Scardinius graecus
- Conservation status: Vulnerable (IUCN 3.1)

Scientific classification
- Kingdom: Animalia
- Phylum: Chordata
- Class: Actinopterygii
- Order: Cypriniformes
- Family: Leuciscidae
- Subfamily: Leuciscinae
- Genus: Scardinius
- Species: S. graecus
- Binomial name: Scardinius graecus Stephanidis, 1937

= Scardinius graecus =

- Authority: Stephanidis, 1937
- Conservation status: VU

Species of fish

Scardinius graecus, the Greek rudd or Yliki rudd, is a species of freshwater ray-finned fish belonging to the family Leuciscidae, which includes the daces, Eurasian minnows and related fishes. This species is endemic to Central Greece.

==Taxonomy==
Scardinius graecus was first formally described in 1937 by the Greek ichthyologist Alexander I. Stephanidis with its type locality given as Lake Yliki near Thebes in Greece. This species belongs to the genus Scardinius, commonly referred to as rudds, which belongs to the subfamily Leuciscinae of the family Leuciscidae.

==Etymology==
Scardinius graecus belongs to the genus Scardinius and this name is thought to be a latinisation of scardafa, a vernacular name in Italy, Rome in particular, for the Tiber rudd (Scardinius scardafa).
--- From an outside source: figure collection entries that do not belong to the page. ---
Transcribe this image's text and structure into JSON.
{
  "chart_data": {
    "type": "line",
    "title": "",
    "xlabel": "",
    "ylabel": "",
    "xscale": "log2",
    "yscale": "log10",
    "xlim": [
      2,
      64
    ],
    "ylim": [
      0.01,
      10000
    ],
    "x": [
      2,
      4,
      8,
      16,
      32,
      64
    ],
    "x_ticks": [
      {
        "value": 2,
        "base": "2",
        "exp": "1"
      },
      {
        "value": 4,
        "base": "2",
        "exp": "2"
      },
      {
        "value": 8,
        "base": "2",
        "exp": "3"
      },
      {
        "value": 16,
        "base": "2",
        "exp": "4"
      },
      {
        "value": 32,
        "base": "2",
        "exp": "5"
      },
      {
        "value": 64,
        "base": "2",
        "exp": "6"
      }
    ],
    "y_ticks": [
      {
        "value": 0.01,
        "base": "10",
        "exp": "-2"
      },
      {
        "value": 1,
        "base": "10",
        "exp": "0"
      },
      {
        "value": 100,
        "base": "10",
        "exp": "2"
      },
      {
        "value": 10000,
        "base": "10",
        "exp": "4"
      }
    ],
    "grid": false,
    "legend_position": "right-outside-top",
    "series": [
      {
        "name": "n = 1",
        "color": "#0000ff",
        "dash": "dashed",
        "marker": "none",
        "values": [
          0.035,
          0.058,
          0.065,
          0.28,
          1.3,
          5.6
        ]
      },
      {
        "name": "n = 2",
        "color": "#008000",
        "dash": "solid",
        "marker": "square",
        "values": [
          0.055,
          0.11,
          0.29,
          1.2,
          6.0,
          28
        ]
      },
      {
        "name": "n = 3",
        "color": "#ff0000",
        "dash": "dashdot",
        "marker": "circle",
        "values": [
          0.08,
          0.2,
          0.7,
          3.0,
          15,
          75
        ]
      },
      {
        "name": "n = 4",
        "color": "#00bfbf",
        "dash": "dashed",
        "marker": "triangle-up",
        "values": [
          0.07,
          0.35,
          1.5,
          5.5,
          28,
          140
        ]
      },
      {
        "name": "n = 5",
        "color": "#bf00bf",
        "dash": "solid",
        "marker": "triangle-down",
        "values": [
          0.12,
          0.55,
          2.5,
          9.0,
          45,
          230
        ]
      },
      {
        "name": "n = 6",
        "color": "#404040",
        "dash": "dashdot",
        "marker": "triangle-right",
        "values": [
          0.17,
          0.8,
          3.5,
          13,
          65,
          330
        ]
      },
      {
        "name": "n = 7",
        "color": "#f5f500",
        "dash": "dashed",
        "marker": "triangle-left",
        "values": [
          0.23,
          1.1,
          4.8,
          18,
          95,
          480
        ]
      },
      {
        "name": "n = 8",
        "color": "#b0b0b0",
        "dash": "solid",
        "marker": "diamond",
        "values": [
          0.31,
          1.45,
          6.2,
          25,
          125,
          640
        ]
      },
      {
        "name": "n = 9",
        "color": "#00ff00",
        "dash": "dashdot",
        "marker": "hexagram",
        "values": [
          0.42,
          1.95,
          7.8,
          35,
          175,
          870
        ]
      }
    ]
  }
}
The Specific name, graecus, means "Greece", the country this fish is endemic to.

==Description==
Scardinius graecus may de told apart from other Balkan rudd species by having between 38 and 43 scales along its lateral line; the anal fin typically has 11 1/2 branched fin rays; there are between 14 and 18 pectoral fin rays; 17 to 24 gill rakers; the dorsal profile of the head is clearly concave, the snout with its tip level with the centre of the eye; the eye is close to the dorsal profile of the head in lateral view; the articulation of lower jaw is in below or behind of the middle of the eye; and the length of the head is equivalent to 24 to 35% of the standard length. The Greek rudd has a maximum total length of 40 cm, although 25 cm is more typical.

==Distribution and habitat==
Scardinius graecus is endemic to Boeotia in central Greece, being a remnant of the fish fauna that was found in Lake Copais which was drained in the 19th Century. Their modern distribution is in the drainage system of the Cephissus (Boeotia) River including Lakes Yliki and Paralimni. It has also been introduced in to the reservoirs at Beletsi and Marathon. In lakes the Greek rudd is mainly found in the pelagic zone.

==Conservation==
Scardinius graecus is classified as Endangered by the International Union for Conservation of Nature. The threats to this species include water abstraction, pollution and climate change.